Dal nostro inviato Matteo Bosco Bortolaso
Bruxelles (Belgio), 24 set. (LaPresse) – “Ora l’attenzione dovrà essere sulla protezione delle nostre frontiere esterne”. Con queste parole, il presidente del Consiglio europeo Donald Tusk ha chiuso il vertice sull’immigrazione di Bruxelles, durato dalle 19 di mercoledì all’una di stanotte. Tra i punti su cui c’è stato accordo, la costituzione degli hotspot: la cancelliera Angela Merkel ha annunciato che Grecia e Italia si sono impegnate ad aprirli da novembre, e che la Bulgaria ha espresso la volontà di fare altrettanto, per le persone che attraversano la frontiera con la Turchia. “Gli Stati membri che formano la frontiera esterna dell’Ue, cioè Grecia e Italia, così come la Bulgaria che pur non facendo parte dello spazio Schengen condivide una frontiera con la Turchia, stabiliranno i centri”, ha detto la Merkel al termine del Consiglio europeo, durante una conferenza stampa parallela a quella di Tusk.

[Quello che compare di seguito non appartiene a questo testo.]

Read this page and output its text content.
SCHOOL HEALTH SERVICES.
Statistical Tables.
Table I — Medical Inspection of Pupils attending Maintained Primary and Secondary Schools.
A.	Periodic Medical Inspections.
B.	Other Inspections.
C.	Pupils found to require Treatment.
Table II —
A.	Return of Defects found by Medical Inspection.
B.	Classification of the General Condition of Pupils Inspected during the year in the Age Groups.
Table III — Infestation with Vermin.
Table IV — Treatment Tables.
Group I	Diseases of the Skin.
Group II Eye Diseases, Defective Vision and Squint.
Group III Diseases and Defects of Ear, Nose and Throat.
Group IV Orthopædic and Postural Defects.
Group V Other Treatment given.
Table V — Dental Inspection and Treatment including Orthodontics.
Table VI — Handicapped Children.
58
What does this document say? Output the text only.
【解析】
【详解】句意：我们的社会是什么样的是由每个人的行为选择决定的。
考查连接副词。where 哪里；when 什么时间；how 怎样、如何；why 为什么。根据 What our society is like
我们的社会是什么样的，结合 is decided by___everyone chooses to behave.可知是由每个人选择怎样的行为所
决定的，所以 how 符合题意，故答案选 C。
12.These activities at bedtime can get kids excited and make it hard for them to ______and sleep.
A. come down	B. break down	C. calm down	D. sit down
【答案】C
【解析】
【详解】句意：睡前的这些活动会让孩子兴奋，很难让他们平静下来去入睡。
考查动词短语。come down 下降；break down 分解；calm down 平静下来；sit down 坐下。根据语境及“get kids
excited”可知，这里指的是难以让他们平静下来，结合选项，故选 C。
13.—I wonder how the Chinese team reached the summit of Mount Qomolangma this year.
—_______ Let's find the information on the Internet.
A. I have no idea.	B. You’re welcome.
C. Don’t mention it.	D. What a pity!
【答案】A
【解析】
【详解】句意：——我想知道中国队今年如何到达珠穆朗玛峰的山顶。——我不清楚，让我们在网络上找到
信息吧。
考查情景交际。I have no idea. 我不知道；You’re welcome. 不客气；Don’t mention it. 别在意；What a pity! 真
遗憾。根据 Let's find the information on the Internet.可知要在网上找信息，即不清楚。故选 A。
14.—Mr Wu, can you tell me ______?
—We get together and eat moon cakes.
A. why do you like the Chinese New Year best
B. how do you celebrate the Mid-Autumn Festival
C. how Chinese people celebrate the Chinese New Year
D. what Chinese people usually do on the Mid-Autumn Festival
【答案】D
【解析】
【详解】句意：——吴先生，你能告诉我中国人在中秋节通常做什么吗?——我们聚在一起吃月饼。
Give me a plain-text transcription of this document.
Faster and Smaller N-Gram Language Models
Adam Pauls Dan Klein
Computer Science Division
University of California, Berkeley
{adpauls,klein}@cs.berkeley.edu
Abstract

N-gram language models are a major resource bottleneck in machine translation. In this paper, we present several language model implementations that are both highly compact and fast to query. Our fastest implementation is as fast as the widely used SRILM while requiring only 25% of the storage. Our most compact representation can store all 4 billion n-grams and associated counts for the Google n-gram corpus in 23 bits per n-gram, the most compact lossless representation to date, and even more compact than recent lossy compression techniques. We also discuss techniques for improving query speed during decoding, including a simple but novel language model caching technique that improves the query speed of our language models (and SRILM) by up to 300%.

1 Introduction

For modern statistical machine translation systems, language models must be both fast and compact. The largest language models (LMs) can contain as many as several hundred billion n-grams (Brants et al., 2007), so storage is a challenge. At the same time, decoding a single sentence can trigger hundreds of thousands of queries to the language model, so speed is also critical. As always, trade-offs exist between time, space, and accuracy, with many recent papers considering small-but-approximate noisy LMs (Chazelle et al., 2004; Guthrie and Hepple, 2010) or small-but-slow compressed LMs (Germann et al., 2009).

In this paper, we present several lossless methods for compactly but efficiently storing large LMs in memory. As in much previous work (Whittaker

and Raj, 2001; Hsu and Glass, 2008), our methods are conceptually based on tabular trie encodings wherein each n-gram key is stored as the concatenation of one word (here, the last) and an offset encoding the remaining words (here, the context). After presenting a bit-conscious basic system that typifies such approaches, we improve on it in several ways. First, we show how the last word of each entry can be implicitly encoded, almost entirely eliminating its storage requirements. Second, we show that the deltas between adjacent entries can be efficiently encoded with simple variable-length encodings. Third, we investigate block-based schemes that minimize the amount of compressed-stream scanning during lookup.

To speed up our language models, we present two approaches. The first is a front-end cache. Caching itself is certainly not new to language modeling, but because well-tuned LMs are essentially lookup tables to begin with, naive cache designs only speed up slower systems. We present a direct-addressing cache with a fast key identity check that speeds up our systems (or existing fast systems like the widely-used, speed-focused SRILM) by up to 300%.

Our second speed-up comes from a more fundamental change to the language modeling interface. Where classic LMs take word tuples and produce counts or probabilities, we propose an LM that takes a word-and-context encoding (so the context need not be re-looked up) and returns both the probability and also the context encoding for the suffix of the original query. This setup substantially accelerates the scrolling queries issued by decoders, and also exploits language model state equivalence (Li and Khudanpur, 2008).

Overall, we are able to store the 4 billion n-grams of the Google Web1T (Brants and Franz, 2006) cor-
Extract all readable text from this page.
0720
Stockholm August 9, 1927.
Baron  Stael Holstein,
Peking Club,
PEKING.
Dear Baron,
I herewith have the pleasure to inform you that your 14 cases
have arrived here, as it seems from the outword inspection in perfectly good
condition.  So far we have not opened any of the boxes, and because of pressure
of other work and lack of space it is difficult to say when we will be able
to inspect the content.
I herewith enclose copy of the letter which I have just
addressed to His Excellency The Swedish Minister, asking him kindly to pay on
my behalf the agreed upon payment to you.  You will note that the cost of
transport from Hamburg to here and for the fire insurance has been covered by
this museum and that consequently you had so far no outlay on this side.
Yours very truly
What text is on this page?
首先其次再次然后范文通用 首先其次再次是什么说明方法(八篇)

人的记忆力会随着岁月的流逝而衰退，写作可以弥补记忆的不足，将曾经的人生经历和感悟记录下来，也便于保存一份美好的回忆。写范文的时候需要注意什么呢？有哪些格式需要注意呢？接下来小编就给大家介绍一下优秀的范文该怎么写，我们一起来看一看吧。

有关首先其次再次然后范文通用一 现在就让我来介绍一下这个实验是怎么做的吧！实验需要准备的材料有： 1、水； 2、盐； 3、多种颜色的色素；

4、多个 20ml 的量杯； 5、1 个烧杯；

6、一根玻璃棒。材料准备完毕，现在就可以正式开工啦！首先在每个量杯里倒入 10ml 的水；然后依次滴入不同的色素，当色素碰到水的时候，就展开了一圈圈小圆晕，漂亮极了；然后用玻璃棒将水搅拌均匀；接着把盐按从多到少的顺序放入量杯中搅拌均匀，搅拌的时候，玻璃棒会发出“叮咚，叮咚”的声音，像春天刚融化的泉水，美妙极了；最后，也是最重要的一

Per il premier Matteo Renzi, quella passata a Bruxelles “è una notte importante”, che segna “la fine del principio di Dublino”, il regolamento per la gestione dei richiedenti asilo che obbliga l’identificazione dei migranti all’entrata nell’Ue e, soprattutto, l’obbligo di restare nel Paese in cui sono entrati nell’Ue. Renzi ha parlato, in inglese e in italiano, con i giornalisti che lo attendevano all’uscita dell’edificio Justus Lipsius, dove si è tenuto il vertice. Il presidente del Consiglio ha detto che a Bruxelles “è stato fatto un passo in avanti significativo”. Già prima dell’inizio del vertice, Renzi aveva però sottolineto che “il superamento di Dublino magari non verrà scritto nel documento finale, ma la realtà dei fatti è più forte dei documenti di Bruxelles”.
I centri di identificazione, chiamati anche nei documenti europei ‘hotspot’, rimangono una priorità per molti leader, in primis il presidente francese François Hollande. “Vogliamo che la soluzione (delle quote, decisa dai ministri dell’Interno ndr.) sia accompagnata da un controllo alle frontiere, attraverso i cosidetti hotspot”, aveva detto il capo di Stato, arrivando a Bruxelles da Parigi. L’identificazione dei migranti, aveva aggiunto il presidente francese, “è una questione importante per l’Unione europea nel suo complesso, oltre che per la Francia”.
Sugli hotspot, su cui Italia e Grecia venivano sollecitate dai partner, Renzi ha ribadito che essi rientrano in una politica complessiva che contempla diverse misure, e che non vanno quindi considerati isolati, come un impegno che cade solo su Roma o Atene. “Fatemelo dire in latino, visto che in inglese non sono troppo bravo: Simul stabunt, simul cadent”, ha detto il presidente del Consiglio, riferendosi all’approccio complessivo approvato ieri dal Consiglio europeo, che comprende i centri ma anche altre misure.
In effetti ieri i leader dell’Ue hanno discusso anche dei pacchetti umanitari per Libano, Giordania e Turchia, colpiti dai flussi migratori provenienti dalla Siria. Il presidente turco, Recep Tayyp Erdogan, sarà a Bruxelles il prossimo 5 ottobre. Diplomatici e funzionari europei considerano la sua visita fondamentale per riuscire ad arginare l’ondata dei migranti che attraversano l’Anatolia e sognano di arrivare in Europa. “È chiaro che la più grande marea di migranti deve ancora arrivare – ha detto Tusk a vertice concluso – ed è quindi chiaro che dobbiamo risolvere il problema delle porte e delle finestre aperte”.
Ieri, attorno al tavolo dei 28, i leader hanno affrontato anche il nodo delle quote. Un primo piano era già stato approvato martedì dai ministri dell’Interno dell’Ue, e prevede due tappe. In un primo momento dovranno essere ricollocate 66mila persone, già arrivate nei centri d’accoglienza di Italia (15.600) e Grecia (50.400). Quindi, a dodici mesi di distanza, si passerà ad altri 54mila migranti.